Chenopod scrublands (consisting largely of saltbush), sandhill cane-grass and flood debris in dry, sandy watercourses. They favour the scrublands with dense chenopod bushes. These denser shrublands usually occur in lower-lying areas, such as watercourses and drainage lines.

==Behaviour and ecology==
Thick-billed grasswrens are usually sedentary, with these elusive birds seen running, hopping or rarely flying, between vegetative cover to remain undetected. They can also be seen foraging for food at ground level around vegetation. Wrens have a generalist beak type that allows them to eat a range of foods. The thick bill allows for tougher seeds and other food niches to be accessed, compared with the smaller fairy wren species. If disturbed, individuals take refuge in any existing cover – usually vegetation or piles of old flood debris along dry sandy watercourses and even down rabbit burrows. They are often seen solitarily or in pairs. Sources vary, but mating pairs maintain between five, and 20 to 40 hectare territories year-round and rarely, possibly never, band with their neighbours outside the breeding season. Family groups are sometimes seen during the post-fledgling period, while the young are still dependent on their parents. The feather patterns/markings imitate their preferred habitat as a form of camouflage.

===Breeding===
Breeding occurs between July and September. Nests can usually be seen in low branches in saltbush, can-grass and other similar vegetation. The nest composes of loose grass and bark in the shape of a half dome, with finer grass, fur, feathers lining the nest. One to three (usually two) eggs of various colourings of white, cream and pink; with blotches of red-brown or purplish grey. They have an incubation period of two weeks and fledge in 10–12 days. The estimated generation length of the thick-billed grasswren is four years .

===Feeding===
The thick-billed grasswren eats mainly insects and other small invertebrates, as well as plant seeds and berries.

==Conservation status==
The main threat to thick-billed grasswrens is loss of habitat through clearing and overgrazing by hard-hooved animals, such as sheep and goats that trample the vegetation. This reduces the area and quality of the habitat that the thick-billed grasswren prefer, particularly the larger shrubs that provide prime habitat for breeding. Habitat modification has also occurred due to rabbits. Feral species, such as foxes and cats are major threats due to predation.
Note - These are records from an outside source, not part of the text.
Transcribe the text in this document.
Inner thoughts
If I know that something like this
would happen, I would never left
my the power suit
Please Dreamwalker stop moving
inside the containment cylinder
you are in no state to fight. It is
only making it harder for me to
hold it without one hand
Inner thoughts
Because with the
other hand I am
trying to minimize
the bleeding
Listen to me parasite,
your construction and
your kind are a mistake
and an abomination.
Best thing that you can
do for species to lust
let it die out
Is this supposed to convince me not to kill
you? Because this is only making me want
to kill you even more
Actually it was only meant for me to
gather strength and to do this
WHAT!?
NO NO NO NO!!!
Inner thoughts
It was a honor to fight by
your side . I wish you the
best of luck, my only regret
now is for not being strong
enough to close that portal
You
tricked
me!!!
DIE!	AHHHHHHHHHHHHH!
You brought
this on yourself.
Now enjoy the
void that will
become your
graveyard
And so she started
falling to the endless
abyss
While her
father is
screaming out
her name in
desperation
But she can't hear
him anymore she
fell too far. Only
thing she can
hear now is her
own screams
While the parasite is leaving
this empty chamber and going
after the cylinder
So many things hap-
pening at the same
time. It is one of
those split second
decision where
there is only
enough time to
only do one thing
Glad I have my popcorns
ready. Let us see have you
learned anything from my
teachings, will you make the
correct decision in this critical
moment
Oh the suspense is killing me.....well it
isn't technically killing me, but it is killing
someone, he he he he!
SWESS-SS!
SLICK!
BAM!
High-frequency bushires are also a threat to the quality of habitat. Higher frequency of fires disrupts the life-cycle processes of the thick-billed grasswren, as well as the plants and macroinvertebrates that they depend on. All threats have been compounded by droughts over the past decade. Changes in expected environmental conditions will also challenge tolerance ranges and exacerbate the impacts of existing threats to the species.

The thick-billed grasswren is a poor flyer, and because of this has a poor dispersal capability and is highly susceptible to population fragmentation.

The thick-billed grasswren was listed as a vulnerable species under the Commonwealth Environment Protection and Biodiversity Conservation Act 1999 (EPBC Act) on 26 July 2000, and as critically endangered under the Biodiversity Conservation Act 2016 (NSW) (February 2022 list) in New South Wales. However the IUCN Red List (2021.3 list) accords it a status of "least concern", as of July 2022.

The subspecies Amytornis modestus obscurior (north-west NSW) is listed as critically endangered by both the New South Wales and Commonwealth Governments.

A 2018 study ranked the species eighth in a list of Australian birds most likely to go extinct.